In deze zaak heeft de Rechtbank Den Haag op 10 augustus 2023 uitspraak gedaan in een bestuursrechtelijke procedure tussen een eiser en de Staatssecretaris van Justitie en Veiligheid. De eiser had beroep ingesteld omdat de Staatssecretaris niet tijdig had beslist op zijn aanvraag voor een machtiging tot voorlopig verblijf nareis asiel. De rechtbank heeft vastgesteld dat de termijn waarbinnen de Staatssecretaris had moeten beslissen op de aanvraag is overschreden en dat de eiser rechtsgeldig in gebreke is gesteld. Hierdoor was het beroep terecht ingediend.
De rechtbank heeft geoordeeld dat het beroep gegrond is en heeft de Staatssecretaris opgedragen om binnen acht weken na de verzending van de uitspraak alsnog een besluit te nemen op de aanvraag van de eiser. Tevens is er een dwangsom van € 100,- per dag opgelegd voor elke dag dat de beslistermijn wordt overschreden, met een maximum van € 7.500,-. De rechtbank heeft ook bepaald dat de eiser recht heeft op een vergoeding van de proceskosten, die is vastgesteld op € 418,50, omdat hij een professionele juridische hulpverlener heeft ingeschakeld.

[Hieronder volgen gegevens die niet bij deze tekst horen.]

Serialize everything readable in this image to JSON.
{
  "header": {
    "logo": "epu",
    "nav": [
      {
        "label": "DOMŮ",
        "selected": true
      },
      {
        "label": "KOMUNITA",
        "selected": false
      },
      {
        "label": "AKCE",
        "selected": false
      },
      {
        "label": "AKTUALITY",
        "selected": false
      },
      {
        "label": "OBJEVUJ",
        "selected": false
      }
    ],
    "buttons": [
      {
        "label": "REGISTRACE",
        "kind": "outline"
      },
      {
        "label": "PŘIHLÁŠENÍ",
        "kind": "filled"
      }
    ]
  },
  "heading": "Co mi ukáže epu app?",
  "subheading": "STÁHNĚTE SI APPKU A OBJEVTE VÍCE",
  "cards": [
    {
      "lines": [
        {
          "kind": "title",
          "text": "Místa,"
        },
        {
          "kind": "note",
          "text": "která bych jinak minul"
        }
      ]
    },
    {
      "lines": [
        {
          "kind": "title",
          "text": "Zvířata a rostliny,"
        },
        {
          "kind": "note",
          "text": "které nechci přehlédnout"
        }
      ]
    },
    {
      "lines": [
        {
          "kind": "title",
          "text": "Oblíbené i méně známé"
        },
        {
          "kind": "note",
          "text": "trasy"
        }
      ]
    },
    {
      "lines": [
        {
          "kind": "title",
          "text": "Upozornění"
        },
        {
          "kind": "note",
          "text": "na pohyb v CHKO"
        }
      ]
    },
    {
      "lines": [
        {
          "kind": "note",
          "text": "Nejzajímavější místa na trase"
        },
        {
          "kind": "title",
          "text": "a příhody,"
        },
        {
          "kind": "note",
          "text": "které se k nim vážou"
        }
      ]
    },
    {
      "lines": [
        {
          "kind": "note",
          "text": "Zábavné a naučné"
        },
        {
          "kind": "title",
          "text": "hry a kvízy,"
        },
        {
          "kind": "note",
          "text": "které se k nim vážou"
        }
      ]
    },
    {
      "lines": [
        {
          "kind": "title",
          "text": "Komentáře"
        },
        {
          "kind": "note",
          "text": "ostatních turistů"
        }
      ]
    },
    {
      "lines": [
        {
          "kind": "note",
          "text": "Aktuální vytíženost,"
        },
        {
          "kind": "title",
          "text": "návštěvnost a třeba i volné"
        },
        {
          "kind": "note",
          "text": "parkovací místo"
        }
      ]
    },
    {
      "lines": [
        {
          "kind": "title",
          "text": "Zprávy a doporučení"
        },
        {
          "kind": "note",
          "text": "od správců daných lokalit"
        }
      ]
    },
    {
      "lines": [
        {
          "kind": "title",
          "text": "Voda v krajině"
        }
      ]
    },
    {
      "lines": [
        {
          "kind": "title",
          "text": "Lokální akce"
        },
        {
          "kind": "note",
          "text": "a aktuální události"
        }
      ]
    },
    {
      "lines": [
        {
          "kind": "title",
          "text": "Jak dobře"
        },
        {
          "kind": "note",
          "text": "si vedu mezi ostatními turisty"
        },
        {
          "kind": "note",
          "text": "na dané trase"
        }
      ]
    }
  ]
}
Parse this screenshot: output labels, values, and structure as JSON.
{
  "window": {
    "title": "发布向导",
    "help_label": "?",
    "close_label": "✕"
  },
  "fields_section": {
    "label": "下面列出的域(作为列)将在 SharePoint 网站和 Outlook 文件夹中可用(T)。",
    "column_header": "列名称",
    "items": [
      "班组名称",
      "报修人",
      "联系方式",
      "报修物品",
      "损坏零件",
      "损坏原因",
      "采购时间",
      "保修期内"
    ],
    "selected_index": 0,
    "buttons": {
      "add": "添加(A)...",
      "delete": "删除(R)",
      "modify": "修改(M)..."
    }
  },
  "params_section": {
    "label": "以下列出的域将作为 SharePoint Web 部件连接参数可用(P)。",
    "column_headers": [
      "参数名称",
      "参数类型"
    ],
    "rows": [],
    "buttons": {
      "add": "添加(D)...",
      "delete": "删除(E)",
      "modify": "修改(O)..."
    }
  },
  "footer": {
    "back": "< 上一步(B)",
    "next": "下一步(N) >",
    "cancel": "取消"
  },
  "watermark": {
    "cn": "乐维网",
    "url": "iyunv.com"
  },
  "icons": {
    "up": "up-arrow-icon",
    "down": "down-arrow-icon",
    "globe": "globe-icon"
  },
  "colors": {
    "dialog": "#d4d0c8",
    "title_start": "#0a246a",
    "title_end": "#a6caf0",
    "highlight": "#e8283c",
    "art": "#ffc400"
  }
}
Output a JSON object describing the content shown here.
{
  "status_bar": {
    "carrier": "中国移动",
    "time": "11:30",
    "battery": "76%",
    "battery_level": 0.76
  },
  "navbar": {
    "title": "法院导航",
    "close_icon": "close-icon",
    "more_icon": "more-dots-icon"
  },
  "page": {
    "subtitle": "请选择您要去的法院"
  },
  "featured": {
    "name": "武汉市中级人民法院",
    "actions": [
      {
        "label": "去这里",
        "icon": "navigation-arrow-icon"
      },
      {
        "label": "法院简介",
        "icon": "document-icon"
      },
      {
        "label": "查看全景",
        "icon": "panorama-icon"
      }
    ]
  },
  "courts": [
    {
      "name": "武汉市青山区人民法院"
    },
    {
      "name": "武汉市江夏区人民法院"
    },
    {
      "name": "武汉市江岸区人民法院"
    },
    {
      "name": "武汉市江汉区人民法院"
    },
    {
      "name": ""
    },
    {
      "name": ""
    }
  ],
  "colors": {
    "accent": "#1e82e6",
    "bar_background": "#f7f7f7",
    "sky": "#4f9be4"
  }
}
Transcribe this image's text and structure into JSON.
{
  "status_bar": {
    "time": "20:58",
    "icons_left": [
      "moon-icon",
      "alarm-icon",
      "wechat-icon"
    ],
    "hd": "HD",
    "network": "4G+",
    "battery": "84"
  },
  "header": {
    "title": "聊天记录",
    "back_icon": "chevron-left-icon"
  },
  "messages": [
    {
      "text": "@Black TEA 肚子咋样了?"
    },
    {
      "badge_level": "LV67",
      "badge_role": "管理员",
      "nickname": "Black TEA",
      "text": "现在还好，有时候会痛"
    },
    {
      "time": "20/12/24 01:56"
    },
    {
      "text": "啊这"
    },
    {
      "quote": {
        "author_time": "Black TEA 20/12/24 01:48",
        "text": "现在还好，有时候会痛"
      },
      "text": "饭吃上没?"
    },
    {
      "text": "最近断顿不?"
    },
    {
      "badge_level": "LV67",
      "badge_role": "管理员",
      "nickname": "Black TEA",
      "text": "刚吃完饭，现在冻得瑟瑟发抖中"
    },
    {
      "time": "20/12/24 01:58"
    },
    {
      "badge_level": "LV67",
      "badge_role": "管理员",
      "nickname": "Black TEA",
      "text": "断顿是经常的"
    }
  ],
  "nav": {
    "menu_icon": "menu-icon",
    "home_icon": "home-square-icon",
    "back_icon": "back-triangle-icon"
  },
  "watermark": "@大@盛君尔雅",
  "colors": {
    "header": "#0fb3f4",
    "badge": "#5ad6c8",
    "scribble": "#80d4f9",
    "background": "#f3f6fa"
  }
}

De uitspraak is openbaar gemaakt en de rechtbank heeft de beslissing op de aanvraag van de eiser als urgent beschouwd, gezien de omstandigheden van de zaak. De rechtbank heeft de termijn voor de Staatssecretaris verlengd om een zorgvuldige beslissing te kunnen nemen, waarbij de noodzaak voor aanvullende documenten werd erkend. De uitspraak benadrukt het belang van tijdige besluitvorming in bestuursrechtelijke procedures en de rechten van de betrokken partijen.